İnsanlık, yüzyıllardır aynı gerçeğin etrafında dönüyor. Et ve kemikten ibaret bir varlık mıyız, yoksa bilincin taşıdığı görünmez bir öz mü? Din, ruhu ilahî bir nefha olarak anlattı. Bilim, bilinci anlamaya çalışıyor ama hâlâ kesin bir cevabı yok. Tesla, bundan bir asır önce şunu söyledi:
“Ben inanmıyorum, biliyorum.”
Ve ekledi: “Evrenin sırlarını anlamak için enerji, frekans ve titreşimi düşün.”
Fizik, en temel yasasını hatırlatıyor: Enerji yok olmaz, yalnızca form değiştirir.

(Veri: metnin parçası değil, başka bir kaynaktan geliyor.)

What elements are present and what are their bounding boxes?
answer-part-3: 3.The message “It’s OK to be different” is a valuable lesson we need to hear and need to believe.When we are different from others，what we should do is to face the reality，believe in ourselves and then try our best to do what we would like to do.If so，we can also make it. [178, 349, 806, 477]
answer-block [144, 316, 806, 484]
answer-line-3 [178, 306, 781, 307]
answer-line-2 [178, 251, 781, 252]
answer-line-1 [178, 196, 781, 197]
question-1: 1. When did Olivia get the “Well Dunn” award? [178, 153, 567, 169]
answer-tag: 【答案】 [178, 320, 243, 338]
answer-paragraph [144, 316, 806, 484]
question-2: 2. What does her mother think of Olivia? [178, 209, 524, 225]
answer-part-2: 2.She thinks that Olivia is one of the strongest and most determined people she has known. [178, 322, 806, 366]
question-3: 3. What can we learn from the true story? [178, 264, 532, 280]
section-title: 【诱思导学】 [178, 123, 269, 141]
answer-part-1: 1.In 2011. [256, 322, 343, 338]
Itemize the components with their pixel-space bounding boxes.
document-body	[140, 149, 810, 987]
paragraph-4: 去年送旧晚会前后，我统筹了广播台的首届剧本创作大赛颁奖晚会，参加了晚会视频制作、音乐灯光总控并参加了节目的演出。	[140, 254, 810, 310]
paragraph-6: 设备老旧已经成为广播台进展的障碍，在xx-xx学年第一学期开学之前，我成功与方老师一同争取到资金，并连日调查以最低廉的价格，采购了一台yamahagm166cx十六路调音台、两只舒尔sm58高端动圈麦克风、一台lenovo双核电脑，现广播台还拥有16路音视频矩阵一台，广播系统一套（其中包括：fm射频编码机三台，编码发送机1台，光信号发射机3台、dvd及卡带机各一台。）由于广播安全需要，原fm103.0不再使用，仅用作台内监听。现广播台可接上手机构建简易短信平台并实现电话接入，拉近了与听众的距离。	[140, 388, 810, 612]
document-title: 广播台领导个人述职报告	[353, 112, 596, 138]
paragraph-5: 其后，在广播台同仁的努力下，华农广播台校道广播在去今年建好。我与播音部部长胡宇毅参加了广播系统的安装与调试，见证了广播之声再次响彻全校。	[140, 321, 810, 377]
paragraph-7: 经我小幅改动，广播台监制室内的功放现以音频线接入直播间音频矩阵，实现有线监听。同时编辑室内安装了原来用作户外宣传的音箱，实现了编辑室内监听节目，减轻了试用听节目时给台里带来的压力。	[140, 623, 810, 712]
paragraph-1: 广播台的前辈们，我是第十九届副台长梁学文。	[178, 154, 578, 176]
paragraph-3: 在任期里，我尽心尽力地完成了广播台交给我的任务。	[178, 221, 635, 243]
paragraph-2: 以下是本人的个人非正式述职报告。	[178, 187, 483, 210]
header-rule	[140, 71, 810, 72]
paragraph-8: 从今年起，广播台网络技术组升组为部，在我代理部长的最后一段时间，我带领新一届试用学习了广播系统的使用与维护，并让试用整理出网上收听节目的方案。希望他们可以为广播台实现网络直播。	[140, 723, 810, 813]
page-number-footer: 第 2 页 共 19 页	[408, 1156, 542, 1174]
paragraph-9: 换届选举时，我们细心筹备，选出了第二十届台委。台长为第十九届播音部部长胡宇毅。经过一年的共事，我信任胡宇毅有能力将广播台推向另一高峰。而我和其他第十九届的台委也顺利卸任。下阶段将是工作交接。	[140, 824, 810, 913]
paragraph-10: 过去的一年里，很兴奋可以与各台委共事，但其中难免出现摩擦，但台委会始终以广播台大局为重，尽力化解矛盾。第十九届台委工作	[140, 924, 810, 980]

Eğer biz gerçekten enerji isek, ölüm bir son değil, bir dönüşümdür. Kuantum fiziği, evrenin özünde titreşimin hâkim olduğunu söylüyor. Bilinç, sadece beyin hücrelerinin kimyasıyla açıklanamıyor. Roger Penrose gibi fizikçiler, bilincin kuantum düzeyde oluştuğunu öne sürüyor. Bu kanıtlanmış bir gerçek değil; ama gün geçtikçe güç kazanan bir hipotez.
Bugün kuantum biyolojiden biliyoruz: Fotosentezde enerji transferi, kuşların yön bulma mekanizması kuantum etkilerle gerçekleşiyor. Yaşamın temeli bile bu düzenle işliyor. Nörobilim ise hâlâ bilincin nasıl ortaya çıktığını açıklayamıyor. Beyin ölçülebiliyor, nöronlar incelenebiliyor; ama düşüncenin, benlik hissinin nerede doğduğunu kimse gösteremiyor.
Belki de ruh, bu bilinç denen derin yapının özünde. Beden bir anten, ruh bir sinyal gibi. Anten kırıldığında sinyal kaybolmuyor; sadece başka bir düzleme geçiyor. Ölüm, bir yok oluş değil, format değişimi olabilir. Klinik ölümden dönen insanların deneyimleri de bunu destekler nitelikte. Bedenden ayrılma hissi, ışık algısı, zamanın yok olması… Bilim bu olguları inkâr etmiyor, sadece anlamlandıramıyor.
Kur’an bu gerçeği asırlardır dile getiriyor:
“Sana ruhtan sorarlar. De ki: Ruh, Rabbimin emrindendir.” (İsrâ 17/85)
Ve dönüşü bildiriyor:
“Sizi ilk defa yarattığımız gibi yine bize döneceksiniz.” (Enbiyâ 21/104)
Fizik yasası “enerji yok olmaz” diyor, Kur’an “aslına dönersiniz” diyor. İkisi de yok oluşu değil, dönüşümü anlatıyor. Ölüm, bir kapanış değil; yeni bir başlangıcın kapısı.
Belki hakikati teleskoplarla değil, kendi içimizde titreşen bir osilatörle keşfedeceğiz. Çünkü gerçek, gökyüzünde değil, bilincin en derin katmanlarında saklı. O gün anlayacağız: Ruh bir hayal değil; varlığın en gerçek formu. Ölüm, bir kayıp değil; evrensel bir güncelleme.
Unutma:
Belki ölüm, kapanan bir kapı değil; titreşen bir yankıdır.
Ve bütün bu arayış, kutsal kitapların söylediği hakikatin başka bir dilde ifadesinden ibaret. Bilim anlamaya çalışıyor, inanç biliyor. İkisi buluştuğunda insan, kendini bulacak.